前髪は、それが隠れるように、かつ邪魔にならない程度の長さに切り揃えられている。
「そう…ですね。」
そう言われて鏡を見れば、自身の左眉の上あたりに斜めに残った傷痕が目に入った。
しかし、現在は藤代拓美である拓海にとっては元々は男性だったこともあり、そこはあまり気にはならないのであるが、反対に鏡に写った母親は意気消沈といった様子であった。
「その…すみません。」
何だか、申し訳なくなった拓美はそう言葉をかける。
「何で、貴女が謝るのよ…」
「いや、それは…」
「謝るべきは、私達の方よ。こんな傷を負わせて…ゴメンなさい。 危険な目に合わせてゴメンなさい…」
そう言って、母である藤代陽子は娘である拓美を後ろから抱きしめた。
抱きしめられたその腕から拓美に震えが伝わる。
生前、泣かせてしまった事はあったが抱きしめられた事はなかったと拓海はふりかえる。
「……」
気付けば、いつも謝ってばかりだったと…
会社では、上司に怒られ謝り、同僚にもこれ以上敵を作りたくないからと謝り、家族にはこんな自分でゴメン…と心の中で謝ってばかりの人生だったと…。
いつしか、『すみません』は拓海にとっての挨拶のようになっていた。
きっと、彼女も…何処か自分に似た藤代拓実もそうだったのだろう…謝罪ばかりで、感謝を述べる事はほとんど無く、それで後悔と未練ばかりが残ったのだろうと拓海は思う。
拓美は抱きしめられた母親の腕を、ギュッと掴んだ。
『良い、来世を…』と女神は言っていた。
ならば彼女の、藤代拓実の為だけではなく、自身の為にも生前出来なかった事をしていこうと思った。
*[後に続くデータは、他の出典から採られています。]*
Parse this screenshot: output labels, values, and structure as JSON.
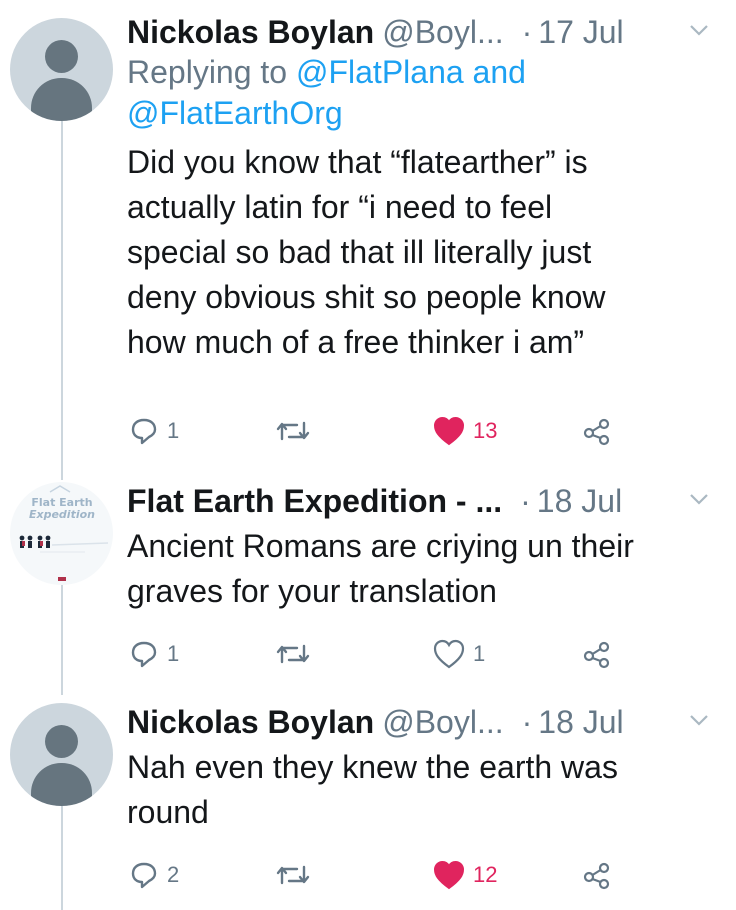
{
  "tweets": [
    {
      "name": "Nickolas Boylan",
      "handle": "@Boyl...",
      "dot": "·",
      "time": "17 Jul",
      "replying_prefix": "Replying to",
      "replying_user1": "@FlatPlana",
      "replying_and": "and",
      "replying_user2": "@FlatEarthOrg",
      "text_lines": [
        "Did you know that “flatearther” is",
        "actually latin for “i need to feel",
        "special so bad that ill literally just",
        "deny obvious shit so people know",
        "how much of a free thinker i am”"
      ],
      "reply_count": "1",
      "like_count": "13",
      "liked": true
    },
    {
      "name": "Flat Earth Expedition - ...",
      "dot": "·",
      "time": "18 Jul",
      "avatar_text_1": "Flat Earth",
      "avatar_text_2": "Expedition",
      "text_lines": [
        "Ancient Romans are criying un their",
        "graves for your translation"
      ],
      "reply_count": "1",
      "like_count": "1",
      "liked": false
    },
    {
      "name": "Nickolas Boylan",
      "handle": "@Boyl...",
      "dot": "·",
      "time": "18 Jul",
      "text_lines": [
        "Nah even they knew the earth was",
        "round"
      ],
      "reply_count": "2",
      "like_count": "12",
      "liked": true
    }
  ],
  "colors": {
    "liked": "#e0245e",
    "link": "#1da1f2",
    "muted": "#657786"
  },
  "icons": [
    "reply-icon",
    "retweet-icon",
    "like-icon",
    "share-icon",
    "chevron-down-icon"
  ]
}
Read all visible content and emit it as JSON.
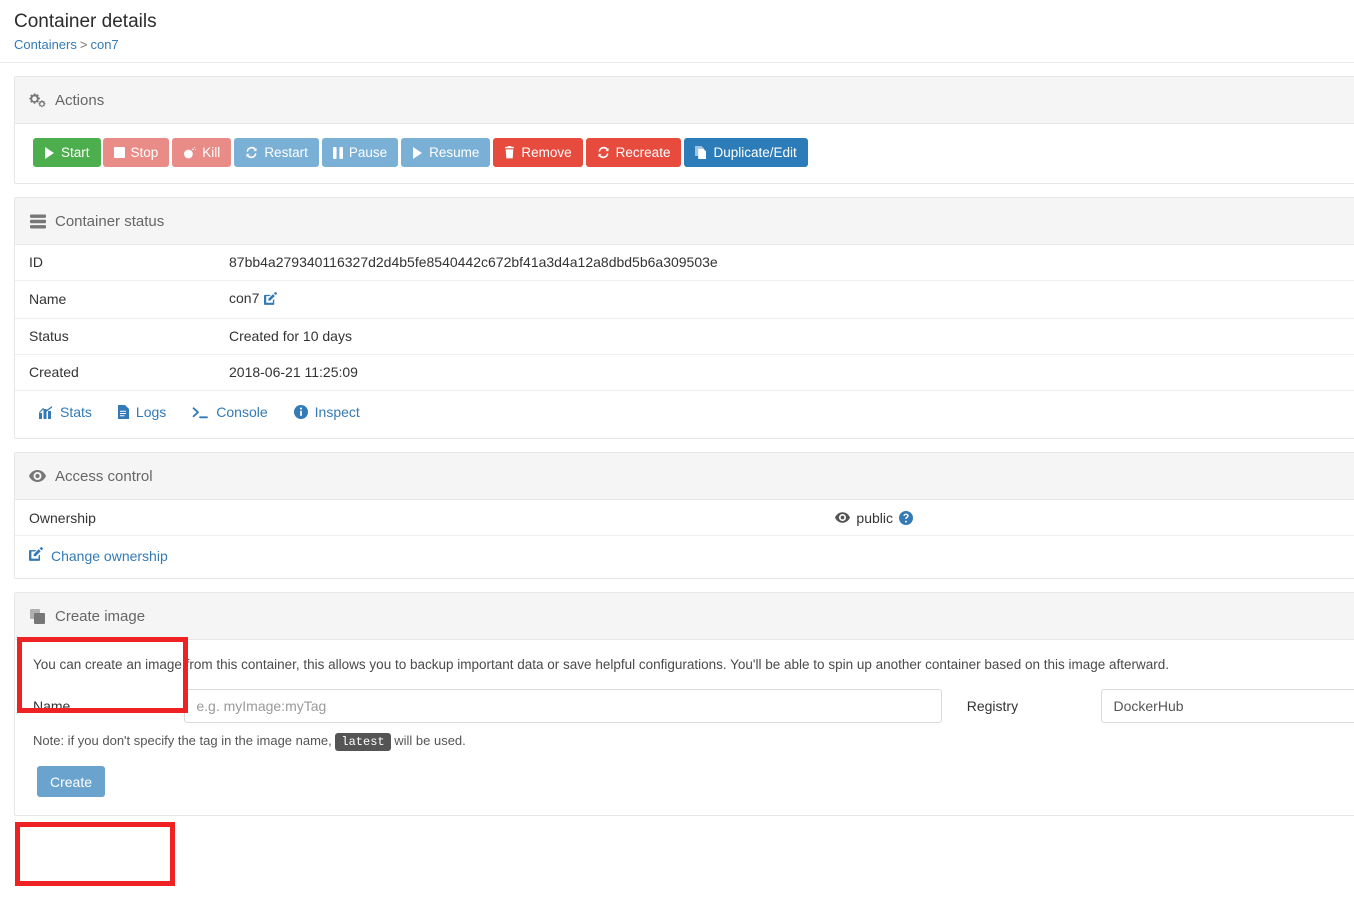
{
  "header": {
    "title": "Container details",
    "breadcrumb": {
      "root": "Containers",
      "separator": ">",
      "current": "con7"
    }
  },
  "actions_panel": {
    "heading": "Actions",
    "heading_icon": "gears-icon",
    "buttons": [
      {
        "label": "Start",
        "icon": "play-icon",
        "color": "#4cae4c"
      },
      {
        "label": "Stop",
        "icon": "stop-icon",
        "color": "#e98b87"
      },
      {
        "label": "Kill",
        "icon": "bomb-icon",
        "color": "#e98b87"
      },
      {
        "label": "Restart",
        "icon": "refresh-icon",
        "color": "#7bb0d6"
      },
      {
        "label": "Pause",
        "icon": "pause-icon",
        "color": "#7bb0d6"
      },
      {
        "label": "Resume",
        "icon": "play-icon",
        "color": "#7bb0d6"
      },
      {
        "label": "Remove",
        "icon": "trash-icon",
        "color": "#e64b3d"
      },
      {
        "label": "Recreate",
        "icon": "refresh-icon",
        "color": "#e64b3d"
      },
      {
        "label": "Duplicate/Edit",
        "icon": "copy-icon",
        "color": "#2b7cb9"
      }
    ]
  },
  "status_panel": {
    "heading": "Container status",
    "heading_icon": "server-icon",
    "rows": [
      {
        "key": "ID",
        "value": "87bb4a279340116327d2d4b5fe8540442c672bf41a3d4a12a8dbd5b6a309503e"
      },
      {
        "key": "Name",
        "value": "con7"
      },
      {
        "key": "Status",
        "value": "Created for 10 days"
      },
      {
        "key": "Created",
        "value": "2018-06-21 11:25:09"
      }
    ],
    "name_edit_icon": "pencil-square-icon",
    "links": [
      {
        "label": "Stats",
        "icon": "chart-icon"
      },
      {
        "label": "Logs",
        "icon": "file-text-icon"
      },
      {
        "label": "Console",
        "icon": "terminal-icon"
      },
      {
        "label": "Inspect",
        "icon": "info-circle-icon"
      }
    ]
  },
  "access_panel": {
    "heading": "Access control",
    "heading_icon": "eye-icon",
    "ownership_label": "Ownership",
    "ownership_value": "public",
    "ownership_value_icon": "eye-icon",
    "help_icon": "question-circle-icon",
    "change_ownership_label": "Change ownership",
    "change_ownership_icon": "pencil-square-icon"
  },
  "create_image_panel": {
    "heading": "Create image",
    "heading_icon": "clone-icon",
    "description": "You can create an image from this container, this allows you to backup important data or save helpful configurations. You'll be able to spin up another container based on this image afterward.",
    "name_label": "Name",
    "name_placeholder": "e.g. myImage:myTag",
    "name_value": "",
    "registry_label": "Registry",
    "registry_value": "DockerHub",
    "note_prefix": "Note: if you don't specify the tag in the image name,",
    "note_code": "latest",
    "note_suffix": "will be used.",
    "create_button_label": "Create"
  },
  "annotations": {
    "highlight_color": "#ee2222",
    "boxes": [
      {
        "name": "create-image-heading-highlight"
      },
      {
        "name": "create-button-highlight"
      }
    ]
  }
}
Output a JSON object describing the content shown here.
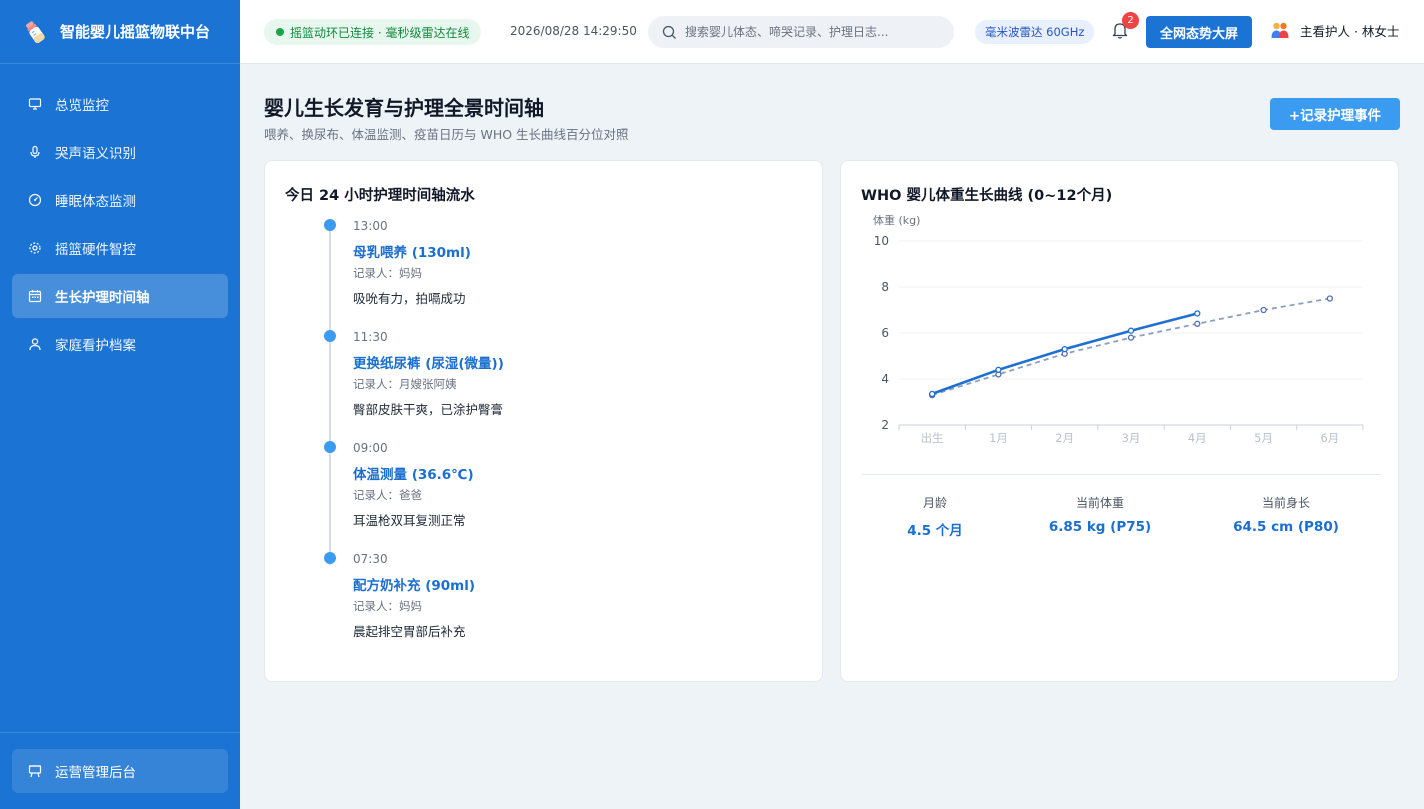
{
  "app": {
    "title": "智能婴儿摇篮物联中台"
  },
  "sidebar": {
    "items": [
      {
        "label": "总览监控",
        "icon": "monitor-icon"
      },
      {
        "label": "哭声语义识别",
        "icon": "microphone-icon"
      },
      {
        "label": "睡眠体态监测",
        "icon": "gauge-icon"
      },
      {
        "label": "摇篮硬件智控",
        "icon": "gear-icon"
      },
      {
        "label": "生长护理时间轴",
        "icon": "calendar-icon",
        "active": true
      },
      {
        "label": "家庭看护档案",
        "icon": "user-icon"
      }
    ],
    "footer_label": "运营管理后台"
  },
  "topbar": {
    "connection_status": "摇篮动环已连接 · 毫秒级雷达在线",
    "datetime": "2026/08/28 14:29:50",
    "search_placeholder": "搜索婴儿体态、啼哭记录、护理日志...",
    "radar_tag": "毫米波雷达 60GHz",
    "notification_count": "2",
    "big_screen_label": "全网态势大屏",
    "user_label": "主看护人 · 林女士"
  },
  "page": {
    "title": "婴儿生长发育与护理全景时间轴",
    "subtitle": "喂养、换尿布、体温监测、疫苗日历与 WHO 生长曲线百分位对照",
    "record_button": "+记录护理事件"
  },
  "timeline": {
    "title": "今日 24 小时护理时间轴流水",
    "events": [
      {
        "time": "13:00",
        "event": "母乳喂养 (130ml)",
        "recorder": "记录人：妈妈",
        "note": "吸吮有力，拍嗝成功"
      },
      {
        "time": "11:30",
        "event": "更换纸尿裤 (尿湿(微量))",
        "recorder": "记录人：月嫂张阿姨",
        "note": "臀部皮肤干爽，已涂护臀膏"
      },
      {
        "time": "09:00",
        "event": "体温测量 (36.6℃)",
        "recorder": "记录人：爸爸",
        "note": "耳温枪双耳复测正常"
      },
      {
        "time": "07:30",
        "event": "配方奶补充 (90ml)",
        "recorder": "记录人：妈妈",
        "note": "晨起排空胃部后补充"
      }
    ]
  },
  "growth": {
    "title": "WHO 婴儿体重生长曲线 (0~12个月)",
    "stats": [
      {
        "label": "月龄",
        "value": "4.5 个月"
      },
      {
        "label": "当前体重",
        "value": "6.85 kg (P75)"
      },
      {
        "label": "当前身长",
        "value": "64.5 cm (P80)"
      }
    ]
  },
  "colors": {
    "primary": "#1b73d3",
    "accent": "#3a9bf0",
    "baby_series": "#1f6fd1",
    "who_series": "#8aa0bf"
  },
  "chart_data": {
    "type": "line",
    "title": "",
    "ylabel": "体重 (kg)",
    "xlabel": "",
    "categories": [
      "出生",
      "1月",
      "2月",
      "3月",
      "4月",
      "5月",
      "6月"
    ],
    "ylim": [
      2,
      10
    ],
    "yticks": [
      2,
      4,
      6,
      8,
      10
    ],
    "grid": true,
    "series": [
      {
        "values": [
          3.35,
          4.4,
          5.3,
          6.1,
          6.85,
          null,
          null
        ],
        "style": "solid"
      },
      {
        "values": [
          3.3,
          4.2,
          5.1,
          5.8,
          6.4,
          7.0,
          7.5
        ],
        "style": "dashed"
      }
    ]
  }
}
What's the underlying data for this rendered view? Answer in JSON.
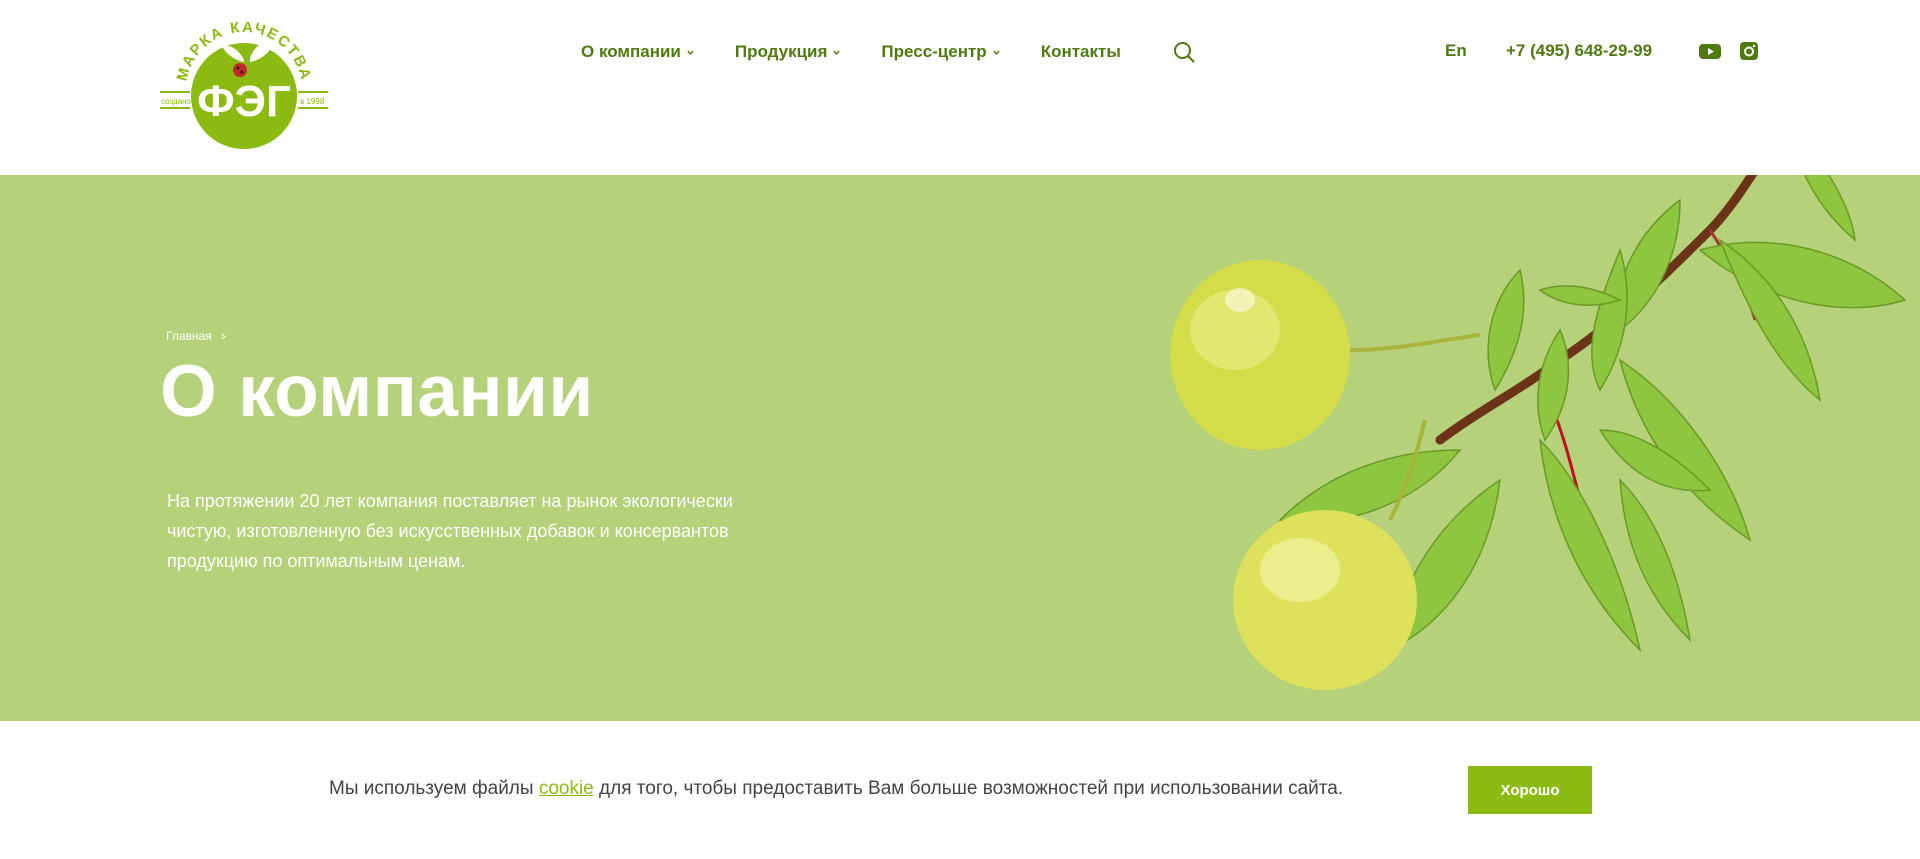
{
  "logo": {
    "arc_text": "МАРКА КАЧЕСТВА",
    "brand": "ФЭГ",
    "left_text": "создано",
    "right_text": "в 1998"
  },
  "nav": {
    "items": [
      {
        "label": "О компании",
        "has_dropdown": true
      },
      {
        "label": "Продукция",
        "has_dropdown": true
      },
      {
        "label": "Пресс-центр",
        "has_dropdown": true
      },
      {
        "label": "Контакты",
        "has_dropdown": false
      }
    ],
    "search_icon": "search-icon"
  },
  "header": {
    "lang": "En",
    "phone": "+7 (495) 648-29-99",
    "social": [
      "youtube-icon",
      "instagram-icon"
    ]
  },
  "hero": {
    "breadcrumb": [
      "Главная"
    ],
    "title": "О компании",
    "intro_lines": [
      "На протяжении 20 лет компания поставляет на рынок экологически",
      "чистую, изготовленную без искусственных добавок и консервантов",
      "продукцию по оптимальным ценам."
    ]
  },
  "cookie": {
    "text_before": "Мы используем файлы ",
    "link": "cookie",
    "text_after": " для того, чтобы предоставить Вам больше возможностей при использовании сайта.",
    "button": "Хорошо"
  },
  "colors": {
    "brand_green": "#8bbb12",
    "nav_text": "#4e7a10",
    "hero_bg": "#b5d17a",
    "white": "#ffffff"
  }
}
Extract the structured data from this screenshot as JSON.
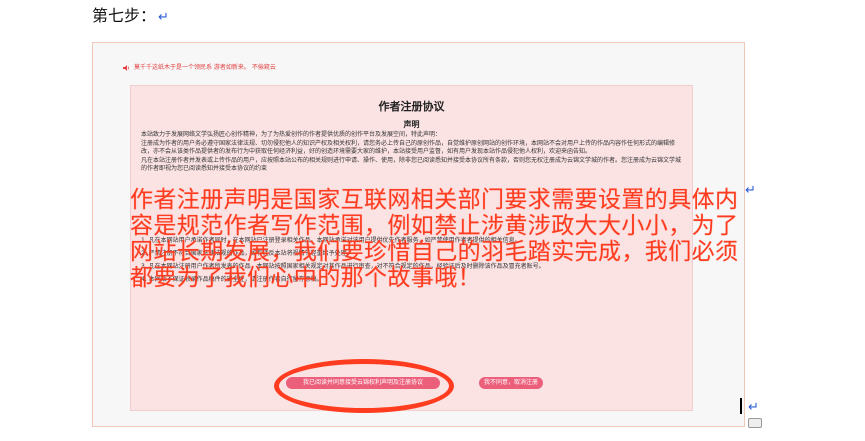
{
  "step": {
    "title": "第七步：",
    "mark": "↵"
  },
  "notice": {
    "text": "莫千千这纸木于是一个领民系 游者如新来。 不偷窥云"
  },
  "agreement": {
    "title": "作者注册协议",
    "subtitle": "声明",
    "body": [
      "本站致力于发展网络文学弘扬匠心创作精神，为了为热爱创作的作者提供优质的创作平台及发展空间，特此声明：",
      "注册成为作者的用户务必遵守国家法律法规、切勿侵犯他人的知识产权及相关权利，请您务必上传自己的原创作品，自觉维护原创网站的创作环境，本网站不会对用户上传的作品内容作任何形式的编辑修改，亦不会从该类作品提供者的发布行为中获取任何经济利益，好的创造环境需要大家的维护，本站接受用户监督，如有用户发现本站作品侵犯他人权利，欢迎来函告知。",
      "凡在本站注册作者并发表或上传作品的用户，应按照本站公布的相关规则进行申请、操作、使用，除非您已阅读悉知并接受本协议所有条款，否则您无权注册成为云锦文学城的作者。您注册成为云锦文学城的作者即视为您已阅读悉知并接受本协议的约束"
    ],
    "rules": [
      "1. 凡在本网站用户承诺作者同时，在本网站已注册登录相关作品，本网站承诺对该用户提供优先作者服务，如严禁使用作者者提供的相关信息。",
      "2. 严禁注册不符合国家法律法规的作品，如有违反本站将视情节轻重给予处理。",
      "3. 凡在本网站注册用户作者所发表的作品，本网站按照国家相关规定对其作品进行审查，对不符合规定的作品，经验证后及时删除该作品及冒充者账号。",
      "4. 本网站不保证收录作品稿件的安全性，请注册作者自行留存原稿。"
    ],
    "agree_label": "我已阅读并同意接受云锦权利声明及注册协议",
    "disagree_label": "我不同意，取消注册"
  },
  "overlay": {
    "text": "作者注册声明是国家互联网相关部门要求需要设置的具体内容是规范作者写作范围，例如禁止涉黄涉政大大小小，为了网站长期发展，我们要珍惜自己的羽毛踏实完成，我们必须都要为了我们心中的那个故事哦！"
  },
  "colors": {
    "overlay_red": "#ff3c1f",
    "button_pink": "#ec5f7b",
    "box_pink": "#fbe3e4",
    "para_mark_blue": "#2a5bd7"
  },
  "icons": [
    "speaker-icon",
    "paragraph-mark-icon",
    "text-cursor-icon"
  ]
}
(折角だから、全部、全部頑張って良い来世にしてやろうじゃねーか…)
「…もう泣かないでください。 頑張るから…今まで出来なかった事…全部したいから。 お母さん達とも、もっと話して一緒にいたいので…だから…」
「拓美…」
「だからこんな傷、へでもないです。 いうなれば、女の勲章ってやつですよ?」
「…バカ」
母親を元気づけようと、らしくない無理なジョークをかまして拓美は上を見る。
よりいっそう強く抱かれてしまったが、その腕はもう震えていなかった。